George William, the fifth son of Reverend Francis Vidal and the acclaimed novelist Mary Theresa, was born at Torrington, Devon. Reverend Vidal was a dominie in Eton and later vicar of Sutton, Suffolk. Vidal went to Eton College from 1854 to 1861, and was active in sports, winning the double sculls in 1860. He then became an associate of King's College and studied law with a thesis on "Law of Evidence and Notes on Cases Reported". He joined the Indian Civil Services after passing the exam in 1865, and reached India in October 1867 becoming assistant collector in Bombay. He was called to the bar at Lincoln's Inn in 1877. He served in a number of positions including forest settlement officer, member of the mixed commission, Goa (1880, 85), president of the Bombay Forest Commission (1885), collector and magistrate in the Panch Mahals, political agent for Rewa Kantha, collector of salt revenue in Bombay (1888), chief secretary from 1895, and retired in 1897. On returning to England he was a member of the governing body of the Imperial Institute.

== Badminton ==
Vidal introduced the game of badminton in the Bombay Presidency, playing the first ever game there in Satara on 10 July 1873. He was involved in the establishment of the formal rules of the game in Poona in 1875. After retiring from India, he joined the English Badminton Association becoming honorary secretary and treasurer from 1897, succeeding Major S. S. C. Dolby.

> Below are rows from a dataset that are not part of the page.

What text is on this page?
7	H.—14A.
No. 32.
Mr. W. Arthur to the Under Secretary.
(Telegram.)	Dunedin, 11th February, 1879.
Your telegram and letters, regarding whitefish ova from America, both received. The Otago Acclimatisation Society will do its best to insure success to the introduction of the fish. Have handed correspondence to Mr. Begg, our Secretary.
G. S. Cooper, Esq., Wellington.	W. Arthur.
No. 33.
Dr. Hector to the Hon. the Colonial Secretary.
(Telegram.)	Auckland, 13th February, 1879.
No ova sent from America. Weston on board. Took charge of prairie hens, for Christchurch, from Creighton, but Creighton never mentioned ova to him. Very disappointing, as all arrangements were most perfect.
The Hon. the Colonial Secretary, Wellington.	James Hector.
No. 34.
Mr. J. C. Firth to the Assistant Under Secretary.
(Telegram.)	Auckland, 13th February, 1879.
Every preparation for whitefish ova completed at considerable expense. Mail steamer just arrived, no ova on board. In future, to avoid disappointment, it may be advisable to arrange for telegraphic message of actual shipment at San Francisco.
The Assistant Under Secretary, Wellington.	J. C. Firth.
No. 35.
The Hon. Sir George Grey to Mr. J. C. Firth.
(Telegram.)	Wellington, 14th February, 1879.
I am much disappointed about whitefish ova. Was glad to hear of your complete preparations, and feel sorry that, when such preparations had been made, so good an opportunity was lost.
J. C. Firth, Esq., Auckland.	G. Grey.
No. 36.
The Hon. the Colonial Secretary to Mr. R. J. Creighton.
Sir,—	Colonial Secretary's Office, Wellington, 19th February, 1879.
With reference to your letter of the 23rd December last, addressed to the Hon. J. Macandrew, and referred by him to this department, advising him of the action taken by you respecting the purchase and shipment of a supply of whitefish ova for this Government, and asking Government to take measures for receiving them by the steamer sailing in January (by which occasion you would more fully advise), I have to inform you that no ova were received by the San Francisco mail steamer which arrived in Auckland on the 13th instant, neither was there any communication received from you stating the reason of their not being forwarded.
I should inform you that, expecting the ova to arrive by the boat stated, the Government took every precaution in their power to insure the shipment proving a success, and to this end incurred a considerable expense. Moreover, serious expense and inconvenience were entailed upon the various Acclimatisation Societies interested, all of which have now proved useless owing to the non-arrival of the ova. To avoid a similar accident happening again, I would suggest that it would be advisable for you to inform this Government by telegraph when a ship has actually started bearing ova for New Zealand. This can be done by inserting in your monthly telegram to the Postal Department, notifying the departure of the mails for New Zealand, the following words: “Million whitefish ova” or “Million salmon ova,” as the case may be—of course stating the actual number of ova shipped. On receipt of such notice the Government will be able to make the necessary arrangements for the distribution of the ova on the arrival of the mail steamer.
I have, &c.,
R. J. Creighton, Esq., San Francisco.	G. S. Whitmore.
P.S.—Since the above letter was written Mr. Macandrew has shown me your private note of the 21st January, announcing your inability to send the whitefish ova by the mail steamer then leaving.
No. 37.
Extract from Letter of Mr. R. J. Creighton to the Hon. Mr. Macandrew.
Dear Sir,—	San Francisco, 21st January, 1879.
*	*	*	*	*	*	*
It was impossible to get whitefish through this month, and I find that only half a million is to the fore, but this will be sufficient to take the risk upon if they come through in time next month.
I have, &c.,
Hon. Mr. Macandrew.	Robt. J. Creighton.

This was followed by a period of rapid growth in the game. He won the All England Veteran Badminton Doubles Championships thrice. He played in and helped organise the 1899 All England Badminton Championships which was the first edition of the event.

== Natural history ==
Vidal was a keen naturalist, an amateur photographer, a talented guitarist, singer, and a motorcar enthusiast. He contributed numerous notes on the birds of the Konkan region to Allan Octavian Hume's journal Stray Feathers. He collected specimens of birds which were sent to Hume and a few subspecies have been named after him including Perdicula asiatica vidali and Todiramphus chloris vidali. He later contributed to the Journal of the Bombay Natural History Society. He was a fellow of the Zoological Society of London from 1897.

== Personal life ==
Vidal married Cecilia Palmer (died 1933) daughter of Lt. William Chapman, Bombay Engineers, on 2 January 1871 in Ratnagiri. They had two daughters Norah (1872-1939) and Winifred and a son Hugh. Norah Frances married Brig-Gen. Robert Mitchell Betham (2 May 1864 – 14 March 1940) who was also a keen ornithologist who was influenced in his boyhood by Vidal. Winifred married Henry Oliphant Selby on 13 September 1898. Vidal died at "Torrington", West Hill, Sydenham and was buried in Elmer's End on 16 October 1907.